Jean-Louis Boissier

 

Textes extraits de "Programmes interactifs", catalogue de l'exposition au CREDAC, Ivry-sur-Seine, 1995.

1, 2, 3, 4


Déplacer
le curseur de haut en bas sur les images.

 

1.
"La bobine"
extrait de
"Globus oculi",
1992
0 Le propos premier est celui des divers registres de la désignation, qu'elle soit le fait de l'indice - ou de l'index -, du doigt qui montre ou du regard qui fixe, ou encore des mots. Les thèmes sous-jacents sont ceux de l'apprentissage, de la découverte du monde, de la relation mère-enfant, de l'enfance d'un art. Cette métaphore se construit par le croisement d'images et de sons saisis sur le réel, de textes, d'un logiciel et d'une interface minimalistes. Le désir de voir est ici simulé et nécessairement déçu. Mais cette déception devrait se compenser par le plaisir du geste d'accès répété aux images et de déclenchement de leurs bifurcations internes, par l'acte de possession des images comme fétiches; ou peut-être encore par la constitution du geste lui-même en image, comme dans le Fort-Da freudien.

Dans "La bobine", le Fort-Da est illustré, de façon volontairement naïve, par le jeu d'un diptyque vertical. Les images du haut voient la main du bébé se saisir de la ficelle et la tirer hors du champ. Les images du bas voient apparaître et disparaître la bobine. Le lecteur n'a qu'à passer d'une image à l'autre pour relancer la scène. Le raccord entre ces images, comme dans tous les tableaux de "Globus oculi", est à la fois vrai et faux. S'il se réalise ici, c'est par la ficelle qui se tend. Les animations se font avec un minimum d'images. Cependant, la scène se renouvelle continuellement, car le programme tire, littéralement, au hasard, les suites constitutives de photogrammes. Chaque état, initial ou final, est ponctué, dans une traduction française libre, par les mêmes cris: "L'est là !"; "L'est parti !". Le geste compulsif, la scansion en va-et-vient, se trouvent en quelque sorte vérifiés par leur transfert dans les comportements que j'ai observés: la plupart des lecteurs appellent cinq, dix, vingt fois cette navette, jusqu'à s'imprégner de sa ritournelle.
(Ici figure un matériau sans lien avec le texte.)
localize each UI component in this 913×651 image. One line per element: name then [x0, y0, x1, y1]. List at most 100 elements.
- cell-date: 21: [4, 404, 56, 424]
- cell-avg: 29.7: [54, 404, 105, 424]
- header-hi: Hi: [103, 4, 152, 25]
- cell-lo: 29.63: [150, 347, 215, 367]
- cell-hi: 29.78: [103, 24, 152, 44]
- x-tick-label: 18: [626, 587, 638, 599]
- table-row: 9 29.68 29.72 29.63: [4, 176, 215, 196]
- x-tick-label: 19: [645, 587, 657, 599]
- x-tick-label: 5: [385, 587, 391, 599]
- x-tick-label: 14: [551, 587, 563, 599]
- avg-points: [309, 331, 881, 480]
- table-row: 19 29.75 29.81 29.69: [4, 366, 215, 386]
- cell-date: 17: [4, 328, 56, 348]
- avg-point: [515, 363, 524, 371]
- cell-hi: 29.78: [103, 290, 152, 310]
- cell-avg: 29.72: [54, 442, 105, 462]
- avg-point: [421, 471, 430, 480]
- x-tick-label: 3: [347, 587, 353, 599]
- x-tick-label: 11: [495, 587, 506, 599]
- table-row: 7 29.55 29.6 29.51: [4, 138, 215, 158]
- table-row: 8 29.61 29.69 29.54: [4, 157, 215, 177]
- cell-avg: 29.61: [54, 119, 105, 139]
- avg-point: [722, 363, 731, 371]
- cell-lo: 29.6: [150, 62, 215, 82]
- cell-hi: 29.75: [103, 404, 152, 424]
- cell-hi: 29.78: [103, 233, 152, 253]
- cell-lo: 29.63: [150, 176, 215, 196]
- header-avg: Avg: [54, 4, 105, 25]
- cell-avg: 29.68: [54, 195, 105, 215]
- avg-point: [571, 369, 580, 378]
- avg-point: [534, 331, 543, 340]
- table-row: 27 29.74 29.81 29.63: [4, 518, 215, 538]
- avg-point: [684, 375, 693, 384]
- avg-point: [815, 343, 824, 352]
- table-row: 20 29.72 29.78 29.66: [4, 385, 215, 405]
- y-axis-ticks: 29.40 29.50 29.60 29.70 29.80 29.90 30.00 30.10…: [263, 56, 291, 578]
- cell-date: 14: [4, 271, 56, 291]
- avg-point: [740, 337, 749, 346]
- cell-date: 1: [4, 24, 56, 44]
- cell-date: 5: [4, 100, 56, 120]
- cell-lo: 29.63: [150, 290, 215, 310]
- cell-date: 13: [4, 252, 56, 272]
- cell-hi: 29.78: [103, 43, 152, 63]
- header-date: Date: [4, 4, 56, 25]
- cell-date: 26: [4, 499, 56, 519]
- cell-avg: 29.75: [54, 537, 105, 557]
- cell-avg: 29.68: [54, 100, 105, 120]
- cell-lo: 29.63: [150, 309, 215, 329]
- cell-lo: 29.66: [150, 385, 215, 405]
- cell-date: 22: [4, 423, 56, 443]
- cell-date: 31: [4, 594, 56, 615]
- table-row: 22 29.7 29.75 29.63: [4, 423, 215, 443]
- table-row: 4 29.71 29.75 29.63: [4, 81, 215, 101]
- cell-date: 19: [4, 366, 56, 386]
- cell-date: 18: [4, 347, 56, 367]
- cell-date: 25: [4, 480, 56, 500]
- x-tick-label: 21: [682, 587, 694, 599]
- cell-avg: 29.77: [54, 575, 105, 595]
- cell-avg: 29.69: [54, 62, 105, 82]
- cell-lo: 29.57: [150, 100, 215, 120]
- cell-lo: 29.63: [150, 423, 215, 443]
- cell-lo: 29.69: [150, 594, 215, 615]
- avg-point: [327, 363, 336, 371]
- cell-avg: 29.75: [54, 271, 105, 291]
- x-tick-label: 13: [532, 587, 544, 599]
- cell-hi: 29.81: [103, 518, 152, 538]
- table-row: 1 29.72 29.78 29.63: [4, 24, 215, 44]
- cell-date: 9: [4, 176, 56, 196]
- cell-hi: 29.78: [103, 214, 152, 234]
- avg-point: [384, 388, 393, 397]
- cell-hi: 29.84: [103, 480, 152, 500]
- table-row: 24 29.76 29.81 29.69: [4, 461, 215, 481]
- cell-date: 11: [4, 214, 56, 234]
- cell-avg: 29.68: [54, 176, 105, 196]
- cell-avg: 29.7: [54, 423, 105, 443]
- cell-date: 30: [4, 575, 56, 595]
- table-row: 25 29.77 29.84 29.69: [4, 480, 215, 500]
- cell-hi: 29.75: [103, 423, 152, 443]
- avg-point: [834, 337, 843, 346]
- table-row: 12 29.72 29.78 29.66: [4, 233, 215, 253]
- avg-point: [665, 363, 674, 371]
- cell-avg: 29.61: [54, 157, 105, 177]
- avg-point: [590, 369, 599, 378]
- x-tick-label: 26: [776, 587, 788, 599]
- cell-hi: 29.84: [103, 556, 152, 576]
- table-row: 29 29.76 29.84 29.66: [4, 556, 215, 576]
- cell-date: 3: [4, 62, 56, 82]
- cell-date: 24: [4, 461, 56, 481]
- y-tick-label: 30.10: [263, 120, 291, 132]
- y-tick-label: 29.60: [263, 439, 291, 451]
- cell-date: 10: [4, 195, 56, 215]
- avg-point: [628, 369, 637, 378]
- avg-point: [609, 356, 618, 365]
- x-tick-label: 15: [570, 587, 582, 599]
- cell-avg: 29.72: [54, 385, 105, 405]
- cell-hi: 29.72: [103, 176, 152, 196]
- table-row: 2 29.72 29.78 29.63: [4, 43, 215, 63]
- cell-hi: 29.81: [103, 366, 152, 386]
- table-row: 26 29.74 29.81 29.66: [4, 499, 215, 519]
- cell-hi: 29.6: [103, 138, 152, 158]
Je reprends ce modèle psychanalytique, ce jeu si souvent cité comme "tentative de maîtrise symbolique de l'absence et de son objet ", parce qu'il est "quelque chose dont, finalement, [on] va faire une image". Il pourrait fort bien constituer un paradigme du dispositif interactif. "L'enfant accoste des Univers de possible inédits, aux retombées virtuelles incalculables." Je me range à cette interprétation qu'en donne Félix Guattari. Il critique à la fois Freud qui "rend ce jeu tributaire d'une pulsion de mort" et Lacan qui en fait, dans le langage, une "structure [qui] précède et enveloppe la machine dans une opération qui la dépouille de tous ses caractères autopoïétiques et créatifs".